One key piece of Nally’s fact-finding work, which has included trips to both G2E and the ICE 2024 conference in London earlier this year to meet with stakeholders, has also included consultations with 46 of Alberta’s First Nations tribes.

“We have discovered that making First Nations partners in prosperity and working with them is inherently better for them, for us, for everybody, so that's why we spent the summer engaging,” he said.

“We heard that there are some First Nations that would like to have a role, and whether that's them partnering with an operator, whether that's them forming a consortium and doing their own, that remains to be seen,” Nally added. 

“We've heard from other First Nations that they want to have more of a passive role in the iGaming market, no different than how they might benefit from the revenues from the land-based market,” he continued. “So, I can't tell you definitively what that will look like, but we've heard loud and clear that there could be a few different scenarios.”

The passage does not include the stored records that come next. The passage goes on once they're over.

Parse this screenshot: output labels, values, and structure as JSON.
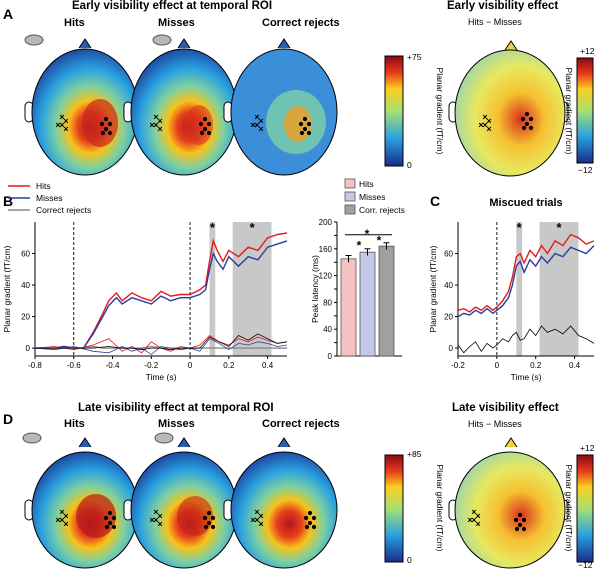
{
  "panels": {
    "A": {
      "letter": "A",
      "title": "Early visibility effect at temporal ROI",
      "columns": [
        "Hits",
        "Misses",
        "Correct rejects"
      ],
      "colorbar": {
        "max": "+75",
        "min": "0",
        "label": "Planar gradient (fT/cm)"
      },
      "diff_title": "Early visibility effect",
      "diff_subtitle": "Hits − Misses",
      "diff_colorbar": {
        "max": "+12",
        "min": "−12",
        "label": "Planar gradient (fT/cm)"
      }
    },
    "B": {
      "letter": "B"
    },
    "C": {
      "letter": "C"
    },
    "D": {
      "letter": "D",
      "title": "Late visibility effect at temporal ROI",
      "columns": [
        "Hits",
        "Misses",
        "Correct rejects"
      ],
      "colorbar": {
        "max": "+85",
        "min": "0",
        "label": "Planar gradient (fT/cm)"
      },
      "diff_title": "Late visibility effect",
      "diff_subtitle": "Hits − Misses",
      "diff_colorbar": {
        "max": "+12",
        "min": "−12",
        "label": "Planar gradient (fT/cm)"
      }
    }
  },
  "colors": {
    "hits": "#e41a1c",
    "misses": "#2c3e9e",
    "correct_rejects": "#888888",
    "difference": "#000000",
    "shade": "#c8c8c8"
  },
  "chart_data": [
    {
      "type": "line",
      "panel": "B",
      "xlabel": "Time (s)",
      "ylabel": "Planar gradient (fT/cm)",
      "xlim": [
        -0.8,
        0.5
      ],
      "ylim": [
        -5,
        80
      ],
      "xticks": [
        "-0.8",
        "-0.6",
        "-0.4",
        "-0.2",
        "0",
        "0.2",
        "0.4"
      ],
      "xtick_values": [
        -0.8,
        -0.6,
        -0.4,
        -0.2,
        0,
        0.2,
        0.4
      ],
      "yticks": [
        "0",
        "20",
        "40",
        "60"
      ],
      "ytick_values": [
        0,
        20,
        40,
        60
      ],
      "legend": [
        "Hits",
        "Misses",
        "Correct rejects"
      ],
      "vlines": [
        -0.6,
        0
      ],
      "shaded": [
        [
          0.1,
          0.13
        ],
        [
          0.22,
          0.42
        ]
      ],
      "sig_marks": [
        {
          "x": 0.115,
          "label": "*"
        },
        {
          "x": 0.32,
          "label": "*"
        }
      ],
      "series": [
        {
          "name": "Hits",
          "x": [
            -0.8,
            -0.75,
            -0.7,
            -0.65,
            -0.6,
            -0.55,
            -0.5,
            -0.45,
            -0.42,
            -0.38,
            -0.35,
            -0.3,
            -0.25,
            -0.2,
            -0.15,
            -0.1,
            -0.05,
            0,
            0.05,
            0.08,
            0.1,
            0.12,
            0.14,
            0.17,
            0.2,
            0.25,
            0.3,
            0.35,
            0.4,
            0.45,
            0.5
          ],
          "values": [
            0,
            0,
            0,
            1,
            0,
            0,
            10,
            22,
            30,
            35,
            30,
            35,
            32,
            30,
            36,
            33,
            34,
            34,
            37,
            40,
            55,
            68,
            62,
            55,
            62,
            58,
            64,
            62,
            70,
            72,
            73
          ]
        },
        {
          "name": "Misses",
          "x": [
            -0.8,
            -0.75,
            -0.7,
            -0.65,
            -0.6,
            -0.55,
            -0.5,
            -0.45,
            -0.42,
            -0.38,
            -0.35,
            -0.3,
            -0.25,
            -0.2,
            -0.15,
            -0.1,
            -0.05,
            0,
            0.05,
            0.08,
            0.1,
            0.12,
            0.14,
            0.17,
            0.2,
            0.25,
            0.3,
            0.35,
            0.4,
            0.45,
            0.5
          ],
          "values": [
            0,
            0,
            0,
            1,
            0,
            0,
            9,
            20,
            27,
            32,
            28,
            32,
            30,
            28,
            33,
            30,
            32,
            32,
            34,
            37,
            50,
            60,
            55,
            50,
            58,
            52,
            58,
            56,
            64,
            66,
            68
          ]
        },
        {
          "name": "Correct rejects",
          "x": [
            -0.8,
            -0.75,
            -0.7,
            -0.65,
            -0.6,
            -0.55,
            -0.5,
            -0.45,
            -0.4,
            -0.35,
            -0.3,
            -0.25,
            -0.2,
            -0.15,
            -0.1,
            -0.05,
            0,
            0.05,
            0.1,
            0.15,
            0.2,
            0.25,
            0.3,
            0.35,
            0.4,
            0.45,
            0.5
          ],
          "values": [
            0,
            0,
            0,
            0,
            0,
            0,
            1,
            0,
            0,
            0,
            0,
            0,
            1,
            0,
            0,
            0,
            0,
            0,
            0,
            0,
            0,
            0,
            0,
            0,
            0,
            0,
            0
          ]
        },
        {
          "name": "Hits − Misses (red)",
          "x": [
            -0.8,
            -0.7,
            -0.6,
            -0.5,
            -0.42,
            -0.35,
            -0.3,
            -0.25,
            -0.2,
            -0.15,
            -0.1,
            -0.05,
            0,
            0.05,
            0.1,
            0.15,
            0.2,
            0.25,
            0.3,
            0.35,
            0.4,
            0.45,
            0.5
          ],
          "values": [
            0,
            1,
            -1,
            2,
            6,
            -2,
            1,
            -3,
            4,
            0,
            -2,
            1,
            0,
            2,
            8,
            4,
            2,
            6,
            4,
            7,
            5,
            3,
            4
          ]
        },
        {
          "name": "Hits − Misses (blue)",
          "x": [
            -0.8,
            -0.7,
            -0.6,
            -0.5,
            -0.42,
            -0.35,
            -0.3,
            -0.25,
            -0.2,
            -0.15,
            -0.1,
            -0.05,
            0,
            0.05,
            0.1,
            0.15,
            0.2,
            0.25,
            0.3,
            0.35,
            0.4,
            0.45,
            0.5
          ],
          "values": [
            0,
            -1,
            1,
            -2,
            -3,
            1,
            -2,
            0,
            -4,
            1,
            0,
            -1,
            0,
            -2,
            6,
            3,
            -1,
            3,
            2,
            4,
            3,
            1,
            2
          ]
        },
        {
          "name": "Hits − Misses (black)",
          "x": [
            -0.8,
            -0.7,
            -0.6,
            -0.5,
            -0.42,
            -0.35,
            -0.3,
            -0.25,
            -0.2,
            -0.15,
            -0.1,
            -0.05,
            0,
            0.05,
            0.1,
            0.15,
            0.2,
            0.25,
            0.3,
            0.35,
            0.4,
            0.45,
            0.5
          ],
          "values": [
            0,
            0,
            0,
            0,
            1,
            0,
            0,
            -1,
            0,
            0,
            -1,
            0,
            0,
            0,
            7,
            4,
            1,
            8,
            5,
            9,
            6,
            3,
            4
          ]
        }
      ]
    },
    {
      "type": "bar",
      "panel": "B-inset",
      "ylabel": "Peak latency (ms)",
      "ylim": [
        0,
        200
      ],
      "yticks": [
        "0",
        "20",
        "40",
        "60",
        "80",
        "100",
        "120",
        "140",
        "160",
        "180",
        "200"
      ],
      "ytick_values": [
        0,
        20,
        40,
        60,
        80,
        100,
        120,
        140,
        160,
        180,
        200
      ],
      "categories": [
        "Hits",
        "Misses",
        "Corr. rejects"
      ],
      "values": [
        145,
        155,
        164
      ],
      "errors": [
        5,
        5,
        5
      ],
      "bar_colors": [
        "#f5c1c1",
        "#c6c8e8",
        "#a0a0a0"
      ],
      "sig_marks": [
        "*",
        "*",
        "*"
      ]
    },
    {
      "type": "line",
      "panel": "C",
      "title": "Miscued trials",
      "xlabel": "Time (s)",
      "ylabel": "Planar gradient (fT/cm)",
      "xlim": [
        -0.2,
        0.5
      ],
      "ylim": [
        -5,
        80
      ],
      "xticks": [
        "-0.2",
        "0",
        "0.2",
        "0.4"
      ],
      "xtick_values": [
        -0.2,
        0,
        0.2,
        0.4
      ],
      "yticks": [
        "0",
        "20",
        "40",
        "60"
      ],
      "ytick_values": [
        0,
        20,
        40,
        60
      ],
      "vlines": [
        0
      ],
      "shaded": [
        [
          0.1,
          0.13
        ],
        [
          0.22,
          0.42
        ]
      ],
      "sig_marks": [
        {
          "x": 0.115,
          "label": "*"
        },
        {
          "x": 0.32,
          "label": "*"
        }
      ],
      "series": [
        {
          "name": "Hits",
          "x": [
            -0.2,
            -0.17,
            -0.14,
            -0.11,
            -0.08,
            -0.05,
            -0.02,
            0,
            0.03,
            0.06,
            0.08,
            0.1,
            0.12,
            0.14,
            0.17,
            0.2,
            0.23,
            0.26,
            0.3,
            0.34,
            0.38,
            0.42,
            0.46,
            0.5
          ],
          "values": [
            24,
            25,
            23,
            26,
            24,
            27,
            24,
            26,
            30,
            36,
            45,
            58,
            60,
            54,
            62,
            58,
            65,
            60,
            68,
            65,
            72,
            70,
            66,
            68
          ]
        },
        {
          "name": "Misses",
          "x": [
            -0.2,
            -0.17,
            -0.14,
            -0.11,
            -0.08,
            -0.05,
            -0.02,
            0,
            0.03,
            0.06,
            0.08,
            0.1,
            0.12,
            0.14,
            0.17,
            0.2,
            0.23,
            0.26,
            0.3,
            0.34,
            0.38,
            0.42,
            0.46,
            0.5
          ],
          "values": [
            20,
            22,
            21,
            24,
            22,
            25,
            22,
            24,
            27,
            32,
            40,
            52,
            55,
            48,
            56,
            52,
            58,
            54,
            60,
            58,
            64,
            62,
            60,
            65
          ]
        },
        {
          "name": "Hits − Misses",
          "x": [
            -0.2,
            -0.17,
            -0.14,
            -0.11,
            -0.08,
            -0.05,
            -0.02,
            0,
            0.03,
            0.06,
            0.08,
            0.1,
            0.12,
            0.14,
            0.17,
            0.2,
            0.23,
            0.26,
            0.3,
            0.34,
            0.38,
            0.42,
            0.46,
            0.5
          ],
          "values": [
            2,
            -3,
            1,
            4,
            -2,
            3,
            0,
            2,
            6,
            4,
            8,
            10,
            5,
            6,
            12,
            8,
            14,
            10,
            12,
            9,
            14,
            8,
            6,
            3
          ]
        }
      ]
    }
  ]
}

Ultimately, Nally said, the process he and his staff have embarked on has produced at least one valuable lesson.

"For me, one of the learnings has been how important it is to manage expectations,” he said. “Revenue expectation, of course, is one important angle, because there is this erroneous perception that it's so easy to make money on online gambling because it all happens online, it's cloud-based, and companies are going to be printing money out of thin air."

“In fact, that's not the reality,” he continued. “The reality is that they have significant investments that have to be made, whether it's in advertising or other infrastructure, bricks and mortar, to support all this, and so having to manage people's expectations in terms of where the revenue is actually going to be versus where they think it's going to be, where they want it to be, so that was certainly a big one.”